An example of the extreme suffering endured by a terminally ill patient is Melbourne resident Sandra Williamson, a motor neurone disease sufferer. Her disease caused progressive deterioration of muscles and continued until all her bodies muscles ceased to function. Simple tasks such as walking, breathing and speaking all became excruciatingly difficult and painful. Sandra could not move her body from her waste down, she could no longer read, needed a respirator and she woke of a night gasping for air. Eventually speech became impossible, she was fed through a tube and needed artificial ventilation as her lungs entirely ceased to function. Death from this disease occurs through respiratory paralysis, choking or pneumonia.
This distressed woman wanted to end her suffering through euthanasia, cherishing what dignity she had left. In her own words “I don’t want to end my life, I just was to end my suffering”. However, the legal system prevented her from doing so. Image if it were you in a similar situation. Would you rather die surrounded by the support of loving family and friend on your own terms or would you prefer to be slowly eaten away by such a disease, wrapped in starched sheets, surrounded by the cold, sterile walls of a hospital room? It is not barbaric to let people is such a situation die an easy and painless death, however it is an atrocity to deprive them of the freedom and relief death that can so often bring.

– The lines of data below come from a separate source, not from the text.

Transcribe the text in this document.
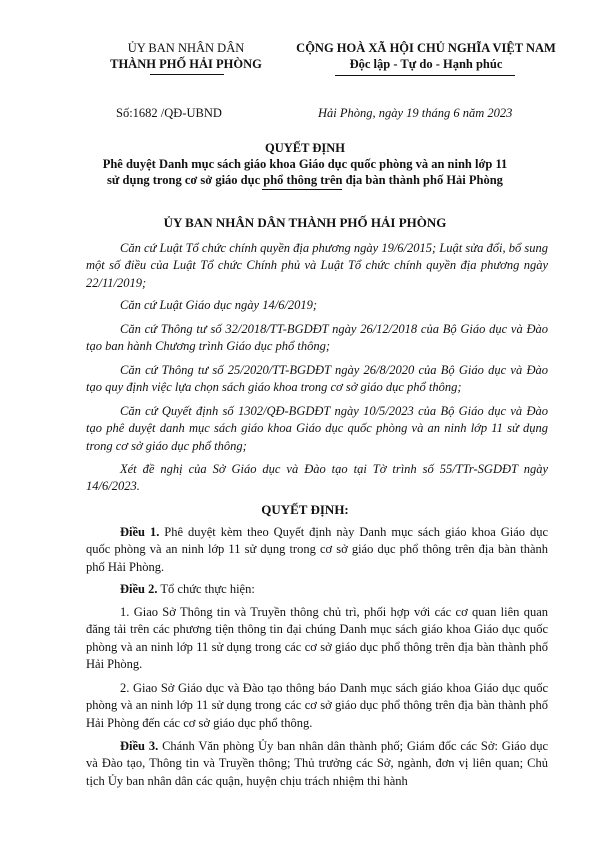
ỦY BAN NHÂN DÂN
THÀNH PHỐ HẢI PHÒNG
CỘNG HOÀ XÃ HỘI CHỦ NGHĨA VIỆT NAM
Độc lập - Tự do - Hạnh phúc
Số:1682 /QĐ-UBND	Hải Phòng, ngày 19 tháng 6 năm 2023
QUYẾT ĐỊNH
Phê duyệt Danh mục sách giáo khoa Giáo dục quốc phòng và an ninh lớp 11
sử dụng trong cơ sở giáo dục phổ thông trên địa bàn thành phố Hải Phòng
ỦY BAN NHÂN DÂN THÀNH PHỐ HẢI PHÒNG
Căn cứ Luật Tổ chức chính quyền địa phương ngày 19/6/2015; Luật sửa đổi, bổ sung một số điều của Luật Tổ chức Chính phủ và Luật Tổ chức chính quyền địa phương ngày 22/11/2019;
Căn cứ Luật Giáo dục ngày 14/6/2019;
Căn cứ Thông tư số 32/2018/TT-BGDĐT ngày 26/12/2018 của Bộ Giáo dục và Đào tạo ban hành Chương trình Giáo dục phổ thông;
Căn cứ Thông tư số 25/2020/TT-BGDĐT ngày 26/8/2020 của Bộ Giáo dục và Đào tạo quy định việc lựa chọn sách giáo khoa trong cơ sở giáo dục phổ thông;
Căn cứ Quyết định số 1302/QĐ-BGDĐT ngày 10/5/2023 của Bộ Giáo dục và Đào tạo phê duyệt danh mục sách giáo khoa Giáo dục quốc phòng và an ninh lớp 11 sử dụng trong cơ sở giáo dục phổ thông;
Xét đề nghị của Sở Giáo dục và Đào tạo tại Tờ trình số 55/TTr-SGDĐT ngày 14/6/2023.
QUYẾT ĐỊNH:
Điều 1. Phê duyệt kèm theo Quyết định này Danh mục sách giáo khoa Giáo dục quốc phòng và an ninh lớp 11 sử dụng trong cơ sở giáo dục phổ thông trên địa bàn thành phố Hải Phòng.
Điều 2. Tổ chức thực hiện:
1. Giao Sở Thông tin và Truyền thông chủ trì, phối hợp với các cơ quan liên quan đăng tải trên các phương tiện thông tin đại chúng Danh mục sách giáo khoa Giáo dục quốc phòng và an ninh lớp 11 sử dụng trong các cơ sở giáo dục phổ thông trên địa bàn thành phố Hải Phòng.
2. Giao Sở Giáo dục và Đào tạo thông báo Danh mục sách giáo khoa Giáo dục quốc phòng và an ninh lớp 11 sử dụng trong các cơ sở giáo dục phổ thông trên địa bàn thành phố Hải Phòng đến các cơ sở giáo dục phổ thông.
Điều 3. Chánh Văn phòng Ủy ban nhân dân thành phố; Giám đốc các Sở: Giáo dục và Đào tạo, Thông tin và Truyền thông; Thủ trưởng các Sở, ngành, đơn vị liên quan; Chủ tịch Ủy ban nhân dân các quận, huyện chịu trách nhiệm thi hành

Those antagonistic towards euthanasia often claim that legalisation would mean it would be abused and misused. However, appropriate procedures and safeguards would be installed to provide maximum protection for patients and doctors involved. Precautions such as clarification of a voluntary request, secondary medical opinions, informed consultation and psychiatric evaluations combined with open ended time restraints would ensure a patients full understanding and compliance with euthanasia. Such precautions have been installed in the Netherlands where euthanasia is legal and they have not been abused.
On a similar vein, opponents of euthanasia often argue that people would be forced into using euthanasia. But not everyone should or would choose to terminate their life through euthanasia. Should euthanasia become justly legalised, it would serve as a pathway available to all but not compulsory. No one would be taken advantage of or be pressured to undergo this procedure. Fundamentally, it is a matter of personal choice. A choice that should be legally available for those who are terminally ill and are experiencing extreme suffering. A choice that should be respected and an understanding of when ‘enough is enough’.
If that choice is unable to be made by the patient and a terminally ill person is in a position where they are unable to make a decision regarding euthanasia then it should be the right of the doctors and patients family to make the informed and well considered choice for the patient . But this would only occur when relieving the patients suffering through euthanasia is the only viable and humane option available.
Finally, the essence of human existence is to be able to live a dignified life. When some law forces one to continue living in intense pain and humiliation there is something wrong with our society. Therefore euthanasia should be legalised. All individuals should have the legal right to an humane death, that is one without undue pain, suffering or indignity. Euthanasia is compassionate, merciful and humane. Legalisation of euthanasia would give people without hope of recovery the option and the right to a dignified death, a ‘good death’, a death that is within their rights.